Nexon says AI frees developers to create while boasting it builds games with fewer people

Nexon says AI frees developers to focus on creative work, but executives also boast of building AAA titles with far fewer staff and lower costs.

Categorized in: AI News Creatives
Published on: Apr 03, 2026
Nexon says AI frees developers to create while boasting it builds games with fewer people

Nexon Says AI Frees Creatives to Create-While Boasting of Smaller Teams

Nexon executives are defending the company's heavy investment in generative AI and LLM tools for game development, claiming the technology amplifies creative work rather than replacing it. The contradiction between that message and their simultaneous claim of building major titles with "significantly fewer people" is drawing scrutiny from the industry.

CEO Junghun Lee said Nexon's approach "doesn't replace creative people, it frees them to create, with context." The company's Mono Lake Initiative-a database of decades of player behavior and design decisions-provides that context, Lee explained during a capital markets briefing.

"AI without context is just speed," Lee said. "Faster output of a generic outcome. Without context, AI is a race to the arithmetic middle where everyone's games look the same."

The Staffing Question

Patrick Söderlund, Nexon's executive chairman and head of Embark Studios, told investors that the company built two major titles-ARC Raiders and The Finals-"with significantly fewer people, at a fraction of the cost you'd expect for a AAA game." He credited AI with enabling that efficiency.

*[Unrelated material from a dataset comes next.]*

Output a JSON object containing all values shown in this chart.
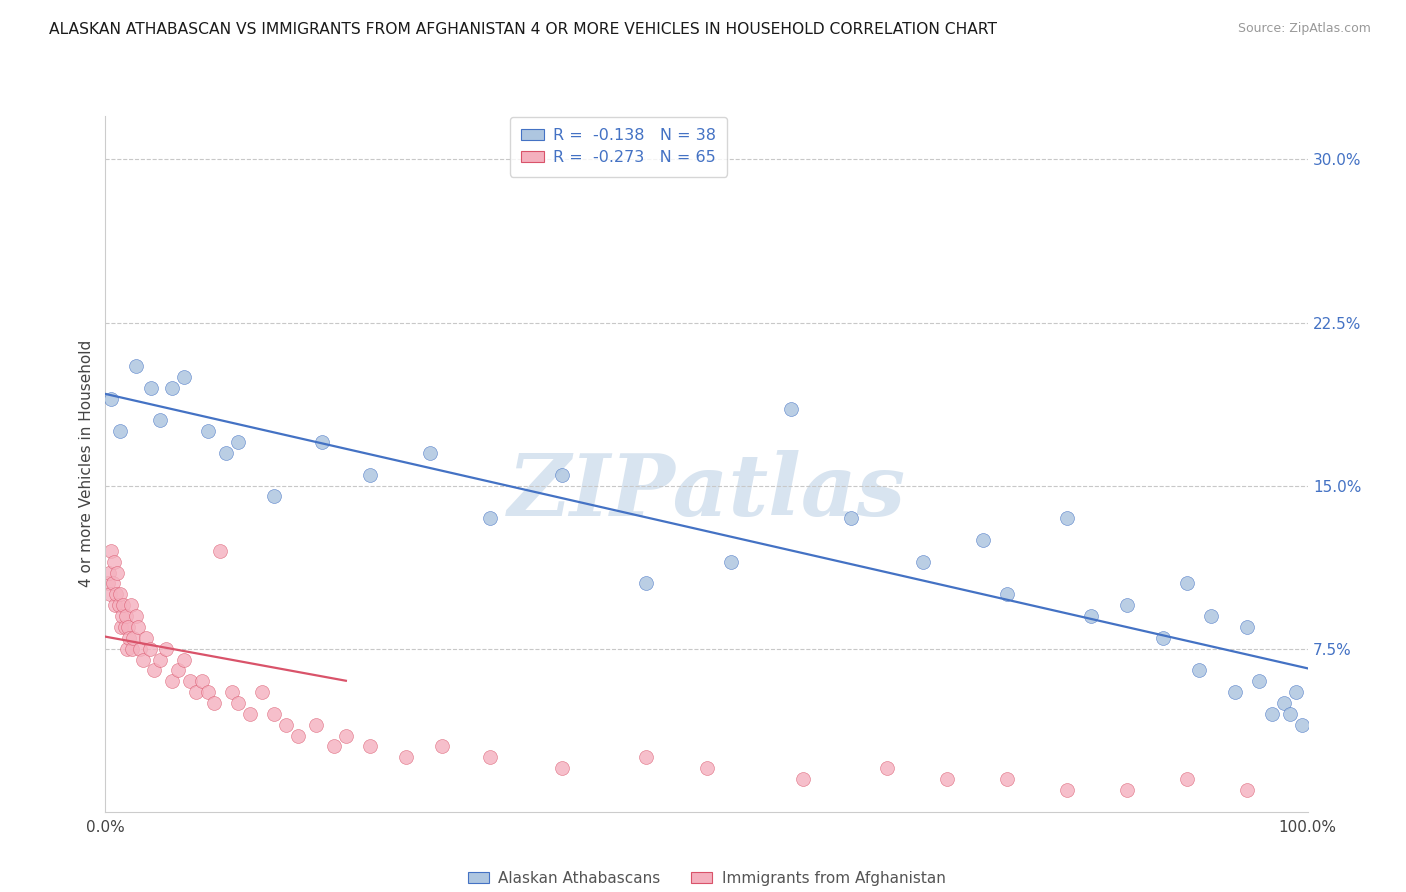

That statement sits uneasily with the company's public messaging about AI as a creative tool rather than a cost-cutting measure. Söderlund acknowledged the tension himself last year when Embark replaced AI-generated NPC voices in ARC Raiders with human actors, saying "a real professional actor is better than AI; that's just how it is."

The Methodology Question

Söderlund framed Nexon's advantage not as being an early adopter of AI tools, but as understanding how to use them effectively. "Every company has a plan; most will get it wrong," he said. "Tools won't help because they've misread the challenge. AI may be a race, but the winners won't be the first movers-the winners will be the ones who understood the challenge."

He compared game development to auto mechanics: "The tools are available to everyone, but not everyone has the knowledge and experience to use them."

Lee emphasized that creative decisions remain with developers. "What goes into our games-the creative content our players actually experience-that remains the work of our developers," he said. Developers spend more time on design choices informed by player data rather than on routine coding tasks, according to his account.

What Creatives Should Watch

For creative professionals in game development, the Nexon case illustrates a central tension: whether AI tools genuinely expand creative capacity or simply enable organizations to accomplish the same output with fewer staff. The company's own statements suggest both dynamics are at play.

The emphasis on AI design decisions guided by historical data points toward a specific vision of how creatives might work alongside these systems-less on execution, more on strategy and judgment calls informed by scale.